Großmutter Elisabeth
Was nun geschehen würde, konnte sie sich im Vorfeld schon ausmalen. Sie erhielt von meinem Großvater eine ordentliche Standpauke und zur Strafe für ihr zu Spätkommen durfte sie den Rest des Abends noch im Kuhstall mit Kühe melken verbringen. Als ich diese Geschichte hörte, wurde mir klar, dass es ihr nach dem Tod meines Großvaters wesentlich besser erging. Meine Oma hatte einen Lieblingssong, der, wenn ich ihn manchmal heute im Radio höre, mich an sie erinnern lässt. Der Text war von Camillo Felgen und lautet:
Ich Hab‘ Ehrfurcht vor Schneeweißen Haaren
Ich hab Ehrfurcht vor schneeweißen Haaren,
sie verschönern der Mutter Gesicht.
Und sie krönen die Arbeit von Jahren,
und ein Leben in Treue und Pflicht.
Ich hab Ehrfurcht vor schneeweißen Haaren,
vor den Falten von Sorge und Leid.
Ich will helfen, aus den letzten Jahren,
zu machen ihre glücklichste Zeit.
Für die lieben alten Menschen,
die das Leben nie verwöhnt.
Hat mein Herz ein warmes Plätzchen,
dass sie mit der Welt versöhnt.
Weil sie in den vielen Jahren
weit mehr Leid als Glück erlebt.
Haben Sie heut‘ weiße Haare
und ein Lächeln das versteht.
Ich hab Ehrfurcht vor schneeweißen Harren,
sie verschönern der Mutter Gesicht.
Und sie krönen die Arbeit von Jahren,
und ein Leben in Treue und Pflicht.
Ich hab Ehrfurcht vor schneeweißen Haaren,
vor den Falten von Sorge und Leid.
Ich will helfen, aus den letzten Jahren,
zu machen ihre glücklichste Zeit.
Ich konnte mich noch daran erinnern, dass meine Großmutter in der Küche zwei Teller mit Sprüchen an der Wand hängen hatte. Sie waren meinem Großvater gemünzt, der es noch nicht einmal bemerkte, was meine Oma damit eigentlich zum Ausdruck bringen wollte. Auf dem einen stand „Die Ruhe sei dem Menschen heilig, denn nur Verrückte habens eilig“. Bei meinem Opa musste alles schnell gehen. Er rannte wie eine wild gewordener Stier durch die Gegend, wenn etwas nicht nach seinem Plan lief. Das war dann der Zeitpunkt, wo ich mich sicherheitshalber schnell aus seinem Dunstkreis entfernte, um schlimmeren Auseinandersetzungen aus dem Weg zu gehen. Auf dem anderen Teller stand „Wer andere Jagd, wird selbst mal müde.“ Das bekamen tagtäglich die Menschen zu spüren, die mit ihm zusammenarbeiten mussten. Es waren glücklicherweise nicht viele.
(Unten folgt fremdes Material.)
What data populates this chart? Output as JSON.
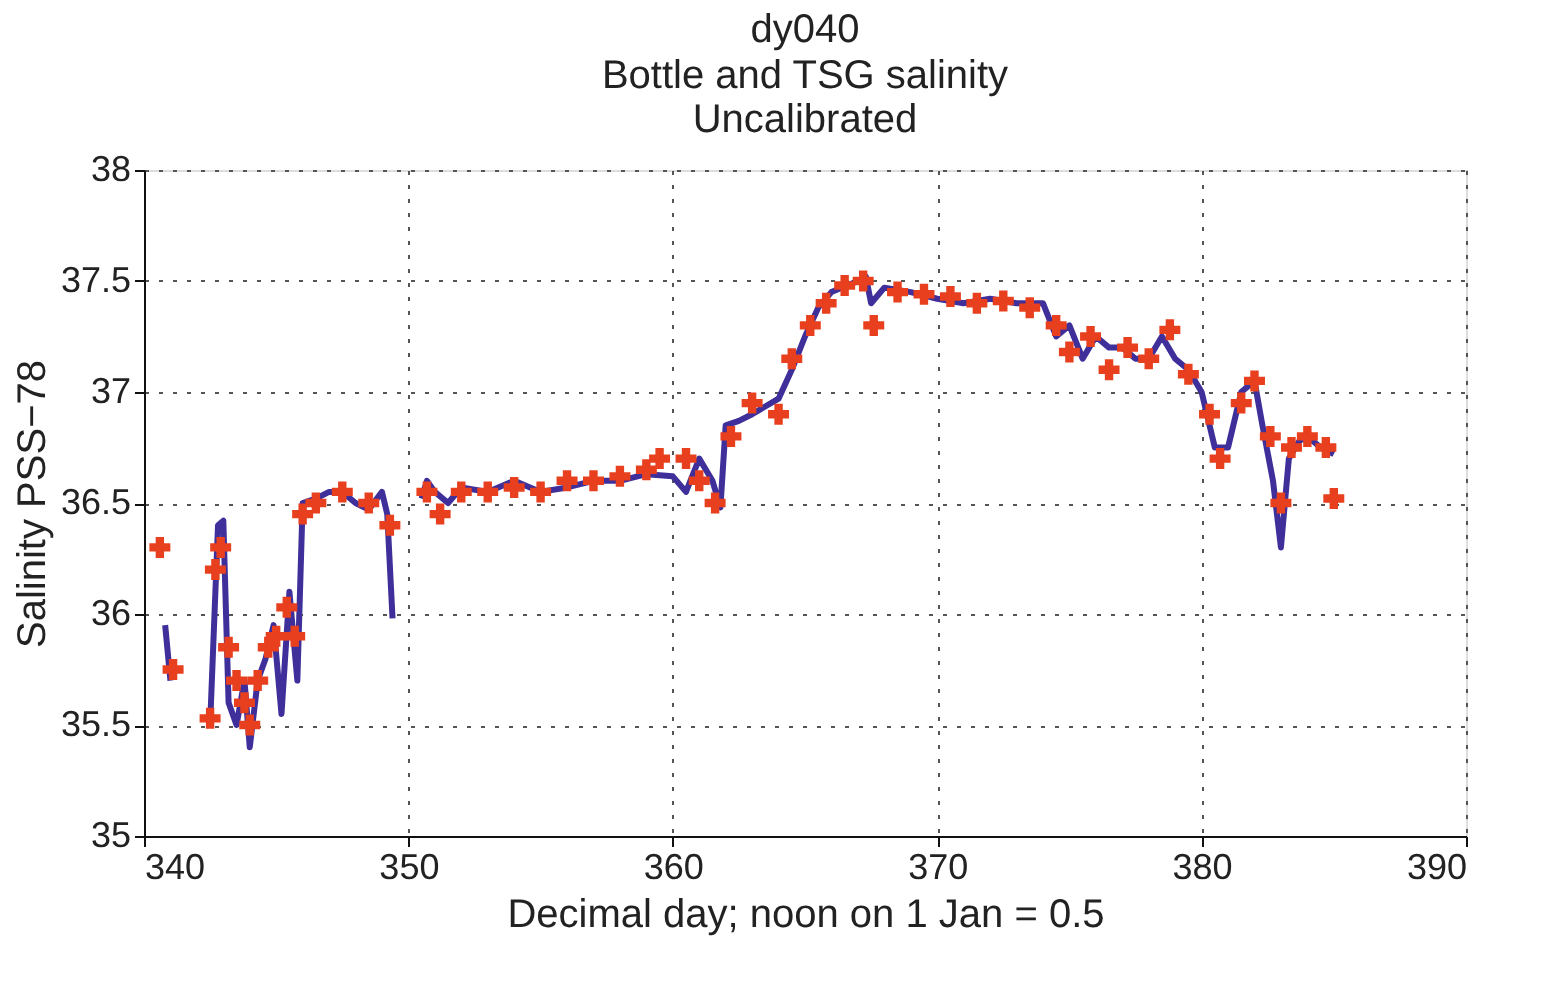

Die Erkenntnisse aus meiner Kindheit
Mein Vater wuchs in dieser von Gewalt und Herrschsucht geprägten Familienstruktur auf und kannte nur diese Art von Erziehung, wie er sie erleben durfte, um sie später selbst an mir zu praktizieren. Für ihn war das alles richtig, wie er uns als Kinder erzog. Mit der Einstellung „eine Tracht Prügel oder ein Schlag auf den Hinterkopf hat noch keinem geschadet und trägt zur Steigerung des Wohlbefindens bei“, bewiesen meine Eltern ihre Unfähigkeit uns zu erziehen.
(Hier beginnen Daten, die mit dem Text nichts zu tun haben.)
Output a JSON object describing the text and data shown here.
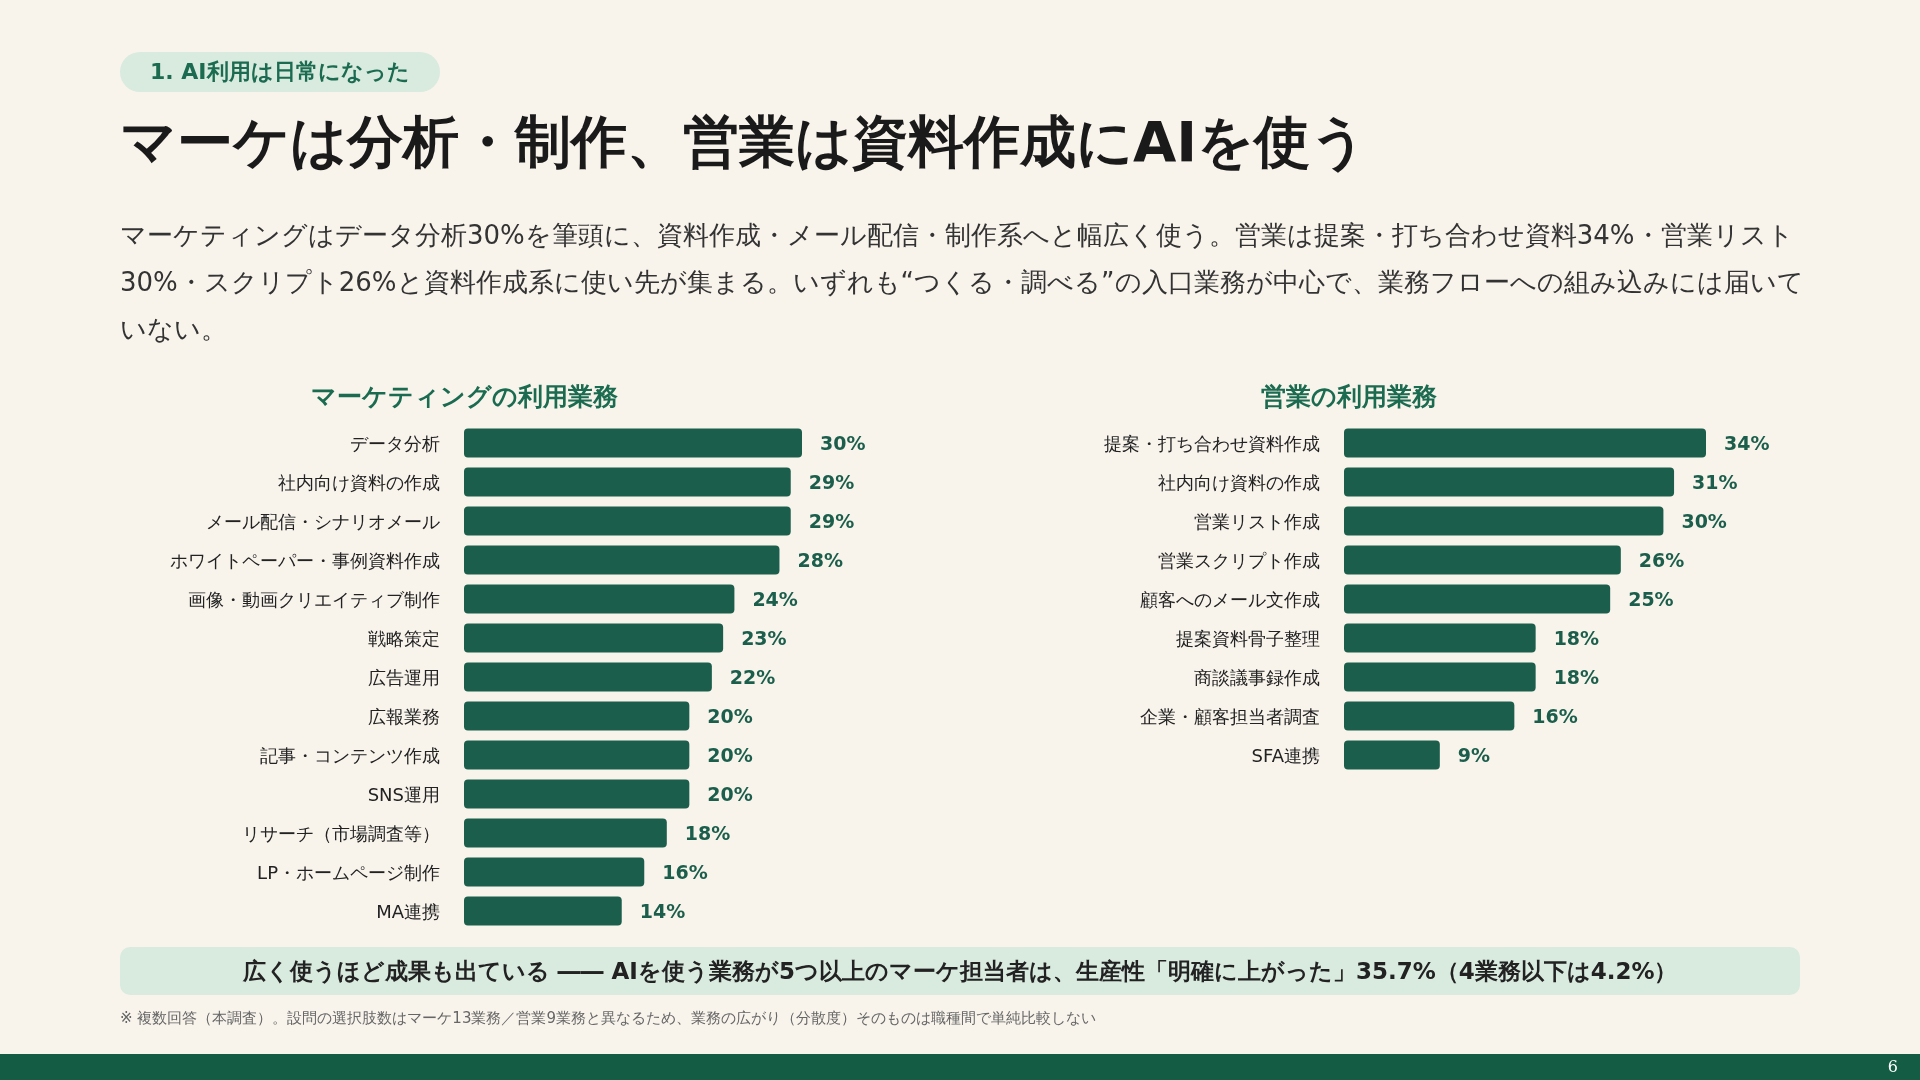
{
  "chart_data": [
    {
      "type": "other",
      "title": "マーケは分析・制作、営業は資料作成にAIを使う",
      "subtitle": "マーケティングはデータ分析30%を筆頭に、資料作成・メール配信・制作系へと幅広く使う。営業は提案・打ち合わせ資料34%・営業リスト30%・スクリプト26%と資料作成系に使い先が集まる。いずれも“つくる・調べる”の入口業務が中心で、業務フローへの組み込みには届いていない。",
      "annotations": [
        "1. AI利用は日常になった"
      ]
    },
    {
      "type": "bar",
      "orientation": "horizontal",
      "title": "マーケティングの利用業務",
      "color": "#1b5e4b",
      "categories": [
        "データ分析",
        "社内向け資料の作成",
        "メール配信・シナリオメール",
        "ホワイトペーパー・事例資料作成",
        "画像・動画クリエイティブ制作",
        "戦略策定",
        "広告運用",
        "広報業務",
        "記事・コンテンツ作成",
        "SNS運用",
        "リサーチ（市場調査等）",
        "LP・ホームページ制作",
        "MA連携"
      ],
      "values": [
        30,
        29,
        29,
        28,
        24,
        23,
        22,
        20,
        20,
        20,
        18,
        16,
        14
      ],
      "value_labels": [
        "30%",
        "29%",
        "29%",
        "28%",
        "24%",
        "23%",
        "22%",
        "20%",
        "20%",
        "20%",
        "18%",
        "16%",
        "14%"
      ]
    },
    {
      "type": "bar",
      "orientation": "horizontal",
      "title": "営業の利用業務",
      "color": "#1b5e4b",
      "categories": [
        "提案・打ち合わせ資料作成",
        "社内向け資料の作成",
        "営業リスト作成",
        "営業スクリプト作成",
        "顧客へのメール文作成",
        "提案資料骨子整理",
        "商談議事録作成",
        "企業・顧客担当者調査",
        "SFA連携"
      ],
      "values": [
        34,
        31,
        30,
        26,
        25,
        18,
        18,
        16,
        9
      ],
      "value_labels": [
        "34%",
        "31%",
        "30%",
        "26%",
        "25%",
        "18%",
        "18%",
        "16%",
        "9%"
      ]
    },
    {
      "type": "other",
      "annotations": [
        "広く使うほど成果も出ている ―― AIを使う業務が5つ以上のマーケ担当者は、生産性「明確に上がった」35.7%（4業務以下は4.2%）",
        "※ 複数回答（本調査）。設問の選択肢数はマーケ13業務／営業9業務と異なるため、業務の広がり（分散度）そのものは職種間で単純比較しない",
        "6"
      ]
    }
  ]
}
Für mich zählt heute nicht die Ausrede „ich wusste es nicht anders“, denn es steckt in jedem Menschen ein wenig Mitgefühl und Gerechtigkeitssinn. Deshalb kann und will ich meinen Eltern für ihre psychisch und physischen Foltermethoden nicht verzeihen und vergeben. Was geschehen war kann nicht mehr rückgängig gemacht werden. Ich kann mich bemühen, darüber nachzudenken und zu philosophieren, warum es so war, wie es war. Es macht jedoch keinen Sinn und ist vergebene Liebesmühe, alles Alte aufzurollen.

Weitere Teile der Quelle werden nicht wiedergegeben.